Lerone Bennett, Prominent Ebony Journalist and Author, Passes
African American historian and King Papers Project advisory board member Lerone Bennett, Jr. died this past weekend after struggling with vascular dementia. He was 89 years old.
The author of Before the Mayflower: A History of Black America and The Shaping of Black America, Bennett enjoyed a long career as a writer, spanning nearly half a century at Ebony magazine.
Bennett’s career in journalism began early with his work at Lanier High School newspaper in Jackson, Mississippi. Later, Bennett worked for the Morehouse College newspaper. Here he would meet Martin Luther King, Jr., whose life he would later chronicle in What Manner of Man, a Biography of Martin Luther King, Jr., (1964).

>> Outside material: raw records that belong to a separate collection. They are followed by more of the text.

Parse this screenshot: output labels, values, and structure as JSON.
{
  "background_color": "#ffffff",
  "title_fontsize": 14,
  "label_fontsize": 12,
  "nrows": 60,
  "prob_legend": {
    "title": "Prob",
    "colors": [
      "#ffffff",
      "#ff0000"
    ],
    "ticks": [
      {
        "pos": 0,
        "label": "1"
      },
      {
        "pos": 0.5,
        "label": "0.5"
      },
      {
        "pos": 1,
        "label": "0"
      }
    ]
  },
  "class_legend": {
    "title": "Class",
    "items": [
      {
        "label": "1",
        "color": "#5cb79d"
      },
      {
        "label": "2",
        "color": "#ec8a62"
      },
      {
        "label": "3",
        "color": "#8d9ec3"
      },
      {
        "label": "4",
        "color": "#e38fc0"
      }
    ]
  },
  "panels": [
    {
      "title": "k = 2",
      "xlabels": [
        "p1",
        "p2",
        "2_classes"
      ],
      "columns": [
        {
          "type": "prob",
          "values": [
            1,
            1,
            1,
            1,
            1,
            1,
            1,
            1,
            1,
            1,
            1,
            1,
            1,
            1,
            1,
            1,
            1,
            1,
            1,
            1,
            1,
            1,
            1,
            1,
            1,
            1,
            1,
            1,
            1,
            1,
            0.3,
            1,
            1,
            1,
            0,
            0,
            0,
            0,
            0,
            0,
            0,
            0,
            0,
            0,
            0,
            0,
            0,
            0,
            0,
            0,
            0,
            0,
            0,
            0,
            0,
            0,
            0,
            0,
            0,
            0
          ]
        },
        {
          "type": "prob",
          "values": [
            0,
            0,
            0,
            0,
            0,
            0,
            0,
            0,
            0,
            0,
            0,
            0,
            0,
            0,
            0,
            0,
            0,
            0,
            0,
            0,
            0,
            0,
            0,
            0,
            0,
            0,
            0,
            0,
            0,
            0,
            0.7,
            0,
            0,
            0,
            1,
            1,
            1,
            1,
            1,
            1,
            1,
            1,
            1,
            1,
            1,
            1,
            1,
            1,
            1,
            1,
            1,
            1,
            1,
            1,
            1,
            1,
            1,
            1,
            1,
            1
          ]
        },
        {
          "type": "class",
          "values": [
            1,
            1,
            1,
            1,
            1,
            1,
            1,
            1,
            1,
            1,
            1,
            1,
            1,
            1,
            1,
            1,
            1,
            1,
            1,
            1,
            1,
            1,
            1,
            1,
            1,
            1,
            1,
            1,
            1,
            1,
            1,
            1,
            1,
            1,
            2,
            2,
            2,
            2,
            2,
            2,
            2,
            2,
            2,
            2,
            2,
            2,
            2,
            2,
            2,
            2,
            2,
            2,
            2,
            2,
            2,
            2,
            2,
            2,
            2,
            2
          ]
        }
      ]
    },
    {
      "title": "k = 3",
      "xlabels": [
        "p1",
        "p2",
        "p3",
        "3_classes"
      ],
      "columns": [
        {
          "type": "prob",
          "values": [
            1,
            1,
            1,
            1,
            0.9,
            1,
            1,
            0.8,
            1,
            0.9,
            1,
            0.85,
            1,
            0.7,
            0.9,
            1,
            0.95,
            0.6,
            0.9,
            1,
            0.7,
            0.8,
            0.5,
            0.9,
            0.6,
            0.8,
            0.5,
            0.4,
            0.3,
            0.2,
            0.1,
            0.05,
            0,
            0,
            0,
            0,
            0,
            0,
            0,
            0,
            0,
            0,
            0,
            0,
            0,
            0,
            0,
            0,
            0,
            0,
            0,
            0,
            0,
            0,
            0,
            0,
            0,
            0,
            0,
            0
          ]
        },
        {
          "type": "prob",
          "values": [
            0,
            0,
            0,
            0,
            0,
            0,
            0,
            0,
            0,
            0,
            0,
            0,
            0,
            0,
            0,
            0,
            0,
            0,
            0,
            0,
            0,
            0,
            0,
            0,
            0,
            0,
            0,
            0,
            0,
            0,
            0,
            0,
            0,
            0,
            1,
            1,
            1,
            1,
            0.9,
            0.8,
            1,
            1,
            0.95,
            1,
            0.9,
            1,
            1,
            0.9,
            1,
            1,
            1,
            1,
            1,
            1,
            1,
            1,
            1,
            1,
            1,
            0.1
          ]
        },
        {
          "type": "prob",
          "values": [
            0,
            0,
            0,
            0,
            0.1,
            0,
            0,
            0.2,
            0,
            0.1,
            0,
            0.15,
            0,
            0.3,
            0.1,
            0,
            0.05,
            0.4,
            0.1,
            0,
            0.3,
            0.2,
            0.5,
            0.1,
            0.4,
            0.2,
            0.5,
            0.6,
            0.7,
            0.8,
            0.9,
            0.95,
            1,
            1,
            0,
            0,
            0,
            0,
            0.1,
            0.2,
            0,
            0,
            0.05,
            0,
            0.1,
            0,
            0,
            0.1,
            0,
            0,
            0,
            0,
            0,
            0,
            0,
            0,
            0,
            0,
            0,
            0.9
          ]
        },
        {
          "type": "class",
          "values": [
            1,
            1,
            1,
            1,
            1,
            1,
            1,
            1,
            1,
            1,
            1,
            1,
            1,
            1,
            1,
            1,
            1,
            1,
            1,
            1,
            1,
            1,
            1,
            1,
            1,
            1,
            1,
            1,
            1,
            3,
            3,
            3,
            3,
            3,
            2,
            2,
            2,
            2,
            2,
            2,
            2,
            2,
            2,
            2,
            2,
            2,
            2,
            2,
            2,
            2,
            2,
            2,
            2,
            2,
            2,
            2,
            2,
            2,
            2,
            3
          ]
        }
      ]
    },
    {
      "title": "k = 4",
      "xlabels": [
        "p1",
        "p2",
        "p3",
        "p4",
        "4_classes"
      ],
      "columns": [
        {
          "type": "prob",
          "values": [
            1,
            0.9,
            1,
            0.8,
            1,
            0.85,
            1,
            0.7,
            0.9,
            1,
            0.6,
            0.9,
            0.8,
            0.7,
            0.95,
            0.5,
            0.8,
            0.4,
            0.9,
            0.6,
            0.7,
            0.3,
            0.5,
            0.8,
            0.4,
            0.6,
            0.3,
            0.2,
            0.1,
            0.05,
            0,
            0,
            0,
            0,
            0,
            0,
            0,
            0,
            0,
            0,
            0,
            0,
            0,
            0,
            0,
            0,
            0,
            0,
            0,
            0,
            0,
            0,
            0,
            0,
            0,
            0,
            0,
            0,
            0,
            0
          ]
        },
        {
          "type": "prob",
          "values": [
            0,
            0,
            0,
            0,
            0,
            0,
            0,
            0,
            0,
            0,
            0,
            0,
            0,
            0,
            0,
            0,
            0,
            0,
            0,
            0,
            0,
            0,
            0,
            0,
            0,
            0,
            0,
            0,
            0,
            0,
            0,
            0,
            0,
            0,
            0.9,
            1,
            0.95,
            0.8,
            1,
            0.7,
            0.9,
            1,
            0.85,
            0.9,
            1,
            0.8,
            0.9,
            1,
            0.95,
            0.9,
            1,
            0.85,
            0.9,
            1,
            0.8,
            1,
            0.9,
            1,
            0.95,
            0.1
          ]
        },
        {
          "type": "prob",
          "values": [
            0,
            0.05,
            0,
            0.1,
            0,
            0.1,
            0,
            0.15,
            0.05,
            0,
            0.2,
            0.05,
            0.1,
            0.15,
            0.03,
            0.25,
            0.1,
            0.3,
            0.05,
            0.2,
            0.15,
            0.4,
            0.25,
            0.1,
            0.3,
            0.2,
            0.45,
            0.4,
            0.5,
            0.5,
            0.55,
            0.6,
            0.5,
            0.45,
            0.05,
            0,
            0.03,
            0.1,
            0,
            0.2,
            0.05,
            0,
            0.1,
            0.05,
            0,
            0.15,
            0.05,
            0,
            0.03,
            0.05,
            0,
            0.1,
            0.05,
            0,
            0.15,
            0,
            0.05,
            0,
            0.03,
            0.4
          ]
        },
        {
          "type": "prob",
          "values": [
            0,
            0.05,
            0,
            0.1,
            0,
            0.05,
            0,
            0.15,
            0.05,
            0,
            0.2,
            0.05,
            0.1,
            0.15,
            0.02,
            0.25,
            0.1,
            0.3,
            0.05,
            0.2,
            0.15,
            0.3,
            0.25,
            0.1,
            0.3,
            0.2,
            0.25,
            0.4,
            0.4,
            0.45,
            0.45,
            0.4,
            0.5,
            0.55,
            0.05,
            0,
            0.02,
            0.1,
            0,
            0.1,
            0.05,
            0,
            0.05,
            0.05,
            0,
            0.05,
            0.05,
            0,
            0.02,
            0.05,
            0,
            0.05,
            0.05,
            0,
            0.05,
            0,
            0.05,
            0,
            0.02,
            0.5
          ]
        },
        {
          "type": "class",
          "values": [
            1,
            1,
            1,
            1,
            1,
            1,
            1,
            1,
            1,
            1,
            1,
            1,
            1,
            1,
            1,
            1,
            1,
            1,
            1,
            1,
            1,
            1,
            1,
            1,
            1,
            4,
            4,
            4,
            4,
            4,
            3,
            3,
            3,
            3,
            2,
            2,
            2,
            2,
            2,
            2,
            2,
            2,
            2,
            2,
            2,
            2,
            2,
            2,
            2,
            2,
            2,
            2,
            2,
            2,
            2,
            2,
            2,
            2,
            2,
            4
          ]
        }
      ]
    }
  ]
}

After stints at the Atlanta Daily World and Jet magazine, Bennett was an early and instrumental figure in developing the voice for Ebony magazine.
At the magazine, Bennett took on a key role communicating the progress of African Americans amid the Civil Rights Movement. Remembering his piece on the March on Washington, Bennett said, “‘The hustler from Harlem, the intellectual from Harlem, the money man from Chicago, for one moment in time, for one moment in time, they were one,’ that was an attempt to capture that, the joy of a great triumph.”
Bennett’s distinction as a journalist lead to opportunities in intellectual leadership. Faced with student demands to advance its African American History program, Northwestern University brought the acclaimed Ebony writer on as a visiting professor. His influence and legacy as a writer and scholar are further attested by his tenure on President Clinton’s Committee on the Arts and Humanities, his advisee role with the National Museum of African American History and Culture, and his recognition as a “foot soldier” for the civil rights movement at Atlanta’s International Civil Rights Walk of Fame.
His wife Gloria passed in 2009. He is survived by three children.